Six million Kenyans locked out of banking system

Central Bank of Kenya Governor Njuguna Ndung’u says financial systems are now offering a wide range of services due to expansions in infrastructure including innovation in products [PHOTO: FILE]

By Nicholas  Waitathu

About five million Kenyans are locked of the financial services system, a new survey reveals. The FinAccess National Survey 2013 released yesterday shows that more than a quarter of the 18.5 million eligible Kenyans are excluded from any form of financial services. Another 1.4 million rely on shylocks and friends for loans.

According to the Financial Sector Deepening (FSD) study, clients who use shylocks include women and youth, mostly from rural areas,  as they shy away from the formal banking system due to entry barriers.

“People between the age of 18 and 25, and those over 55 years are accounting for 30.1 per cent and 37.1 per cent respectively of those who are outside formal banking. A further 60.7 per cent of them are illiterate,” the report states.

The high interest rates charged by commercial banks has been the biggest barrier for many Kenyans. Although the Central Bank’s Monetary Policy Committee has kept the base-lending rate at 8.5 per cent for close to a year, this has not been passed to the public through lower rates.

Potential borrowers

Banks have argued that their rates were a factor of many issues apart from the Central Bank Rate (CBR).

Some banks charge as high as 20 per cent, pushing potential borrowers to alternatives such as shylocks and ‘merry-go-rounds’.

From the report that covers 2013, more than 12.4 million Kenyans, who  represent 66.7 per cent of the adult population, visited commercial banks, deposit taking and microfinance institutions to borrow or withdraw cash. Amrik Heyer, head of knowledge at Financial Sector Deepening Kenya, says more women are excluded from the financial services than men.  More than 26.6 per cent women of 18.5 million Kenyans do not access any form of financial services.

“This is higher compared to 24.2 per cent of men who are locked out from the financial systems,” said Dr Heyer.

The women largely borrow from shylocks to finance small businesses such as sukuma wiki, charcoal, tomatoes, kerosene and dairy farming in informal settlements and rural areas.

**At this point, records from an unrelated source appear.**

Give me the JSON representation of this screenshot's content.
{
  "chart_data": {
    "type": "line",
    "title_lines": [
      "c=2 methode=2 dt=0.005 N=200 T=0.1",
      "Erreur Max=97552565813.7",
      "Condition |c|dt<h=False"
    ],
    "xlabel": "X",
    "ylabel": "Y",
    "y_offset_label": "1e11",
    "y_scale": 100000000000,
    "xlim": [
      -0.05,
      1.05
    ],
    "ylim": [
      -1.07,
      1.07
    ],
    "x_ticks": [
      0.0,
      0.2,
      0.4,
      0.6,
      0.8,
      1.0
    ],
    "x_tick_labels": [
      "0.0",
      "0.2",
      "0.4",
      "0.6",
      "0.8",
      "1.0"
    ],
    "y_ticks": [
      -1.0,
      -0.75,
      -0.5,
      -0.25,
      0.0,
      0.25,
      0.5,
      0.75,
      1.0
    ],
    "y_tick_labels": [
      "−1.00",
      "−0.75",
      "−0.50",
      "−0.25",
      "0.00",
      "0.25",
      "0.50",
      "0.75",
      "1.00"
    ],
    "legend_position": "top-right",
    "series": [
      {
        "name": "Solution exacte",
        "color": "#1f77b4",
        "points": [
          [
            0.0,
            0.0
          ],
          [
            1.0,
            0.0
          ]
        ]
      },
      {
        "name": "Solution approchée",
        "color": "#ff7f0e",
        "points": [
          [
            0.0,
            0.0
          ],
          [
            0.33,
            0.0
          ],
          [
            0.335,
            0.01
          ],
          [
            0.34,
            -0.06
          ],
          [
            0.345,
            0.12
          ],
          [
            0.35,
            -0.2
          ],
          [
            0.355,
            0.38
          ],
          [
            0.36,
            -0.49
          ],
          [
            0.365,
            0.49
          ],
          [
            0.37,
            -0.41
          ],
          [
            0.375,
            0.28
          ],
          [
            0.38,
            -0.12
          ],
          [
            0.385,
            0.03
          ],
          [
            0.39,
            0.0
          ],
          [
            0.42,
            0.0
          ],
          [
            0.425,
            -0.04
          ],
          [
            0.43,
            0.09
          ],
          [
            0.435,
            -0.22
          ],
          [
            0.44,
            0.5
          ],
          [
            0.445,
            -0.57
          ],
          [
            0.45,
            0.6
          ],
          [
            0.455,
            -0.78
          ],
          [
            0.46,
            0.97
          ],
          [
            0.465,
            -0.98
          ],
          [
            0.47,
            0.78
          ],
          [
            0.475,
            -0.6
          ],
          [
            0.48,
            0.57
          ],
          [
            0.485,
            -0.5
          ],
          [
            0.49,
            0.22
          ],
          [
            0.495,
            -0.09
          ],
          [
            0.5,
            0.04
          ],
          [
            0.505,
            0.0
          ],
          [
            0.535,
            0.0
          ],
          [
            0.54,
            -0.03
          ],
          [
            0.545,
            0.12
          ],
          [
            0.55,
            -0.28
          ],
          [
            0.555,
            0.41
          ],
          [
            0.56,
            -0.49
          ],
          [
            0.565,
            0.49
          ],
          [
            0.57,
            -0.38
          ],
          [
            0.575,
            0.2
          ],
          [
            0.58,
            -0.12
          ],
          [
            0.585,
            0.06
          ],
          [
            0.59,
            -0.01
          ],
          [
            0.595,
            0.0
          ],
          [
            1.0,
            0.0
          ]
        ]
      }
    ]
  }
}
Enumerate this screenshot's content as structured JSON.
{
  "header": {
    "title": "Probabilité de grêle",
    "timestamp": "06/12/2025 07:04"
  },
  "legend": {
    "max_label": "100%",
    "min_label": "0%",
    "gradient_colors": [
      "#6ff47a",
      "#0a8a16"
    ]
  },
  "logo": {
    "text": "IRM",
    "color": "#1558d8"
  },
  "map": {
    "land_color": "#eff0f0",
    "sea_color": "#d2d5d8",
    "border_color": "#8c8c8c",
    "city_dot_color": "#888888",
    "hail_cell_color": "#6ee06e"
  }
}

The report shows a big disparity in access to financial services, with more than 50 per cent of the poorest Kenyans excluded from the formal banking system. However, nearly 70 per cent of the wealthiest access financial services from formal prudential financial providers.

Central Bank of Kenya Governor Njuguna Ndung’u said the financial system is now offering a wide range of financial services and products to more Kenyans.

“These developments are attributable to expansions in financial sector infrastructure including innovation in products, adaptive institutional outreach and advances in technology,” Prof Ndung’u said. 

Deposit taking  

According to a Geographic Information System (GIS) spatial mapping of all Financial Access Touch Points, also launched in Nairobi yesterday, 30.6 per cent of those who benefit from the unregulated groups live in the rural areas. This is compared to 15.8 per cent operating in the urban areas though this number has been going down in urban areas.

Most banks and deposit taking institutions are yet to open branches in rural areas largely due to poor infrastructure and insecurity. 

With a growing middle class, formal financial institutions have been expanding their market reach in urban areas to tap into emerging opportunities.

“The decrease in the proportion of people excluded between 2009 and 2013 was 6 per cent compared with a 7.9 per cent decrease between 2006 and 2009,” Heyer noted.

According to the report, more than double the number of adults use mobile phone financial services compared to 5.4 million who use banks.

When lending, banks seek to ensure that advances (loans) they extend are repaid, and prefer the repayment done according to the formal agreement (loan contract).

When initiating a loan, both parties – the customer and the bank – go through a decision making process. On the bank’s side, the credit analyst will assess the probability of full repayment as stipulated in the contract. This process is called risk analysis and it includes assessing actual facts about the customer.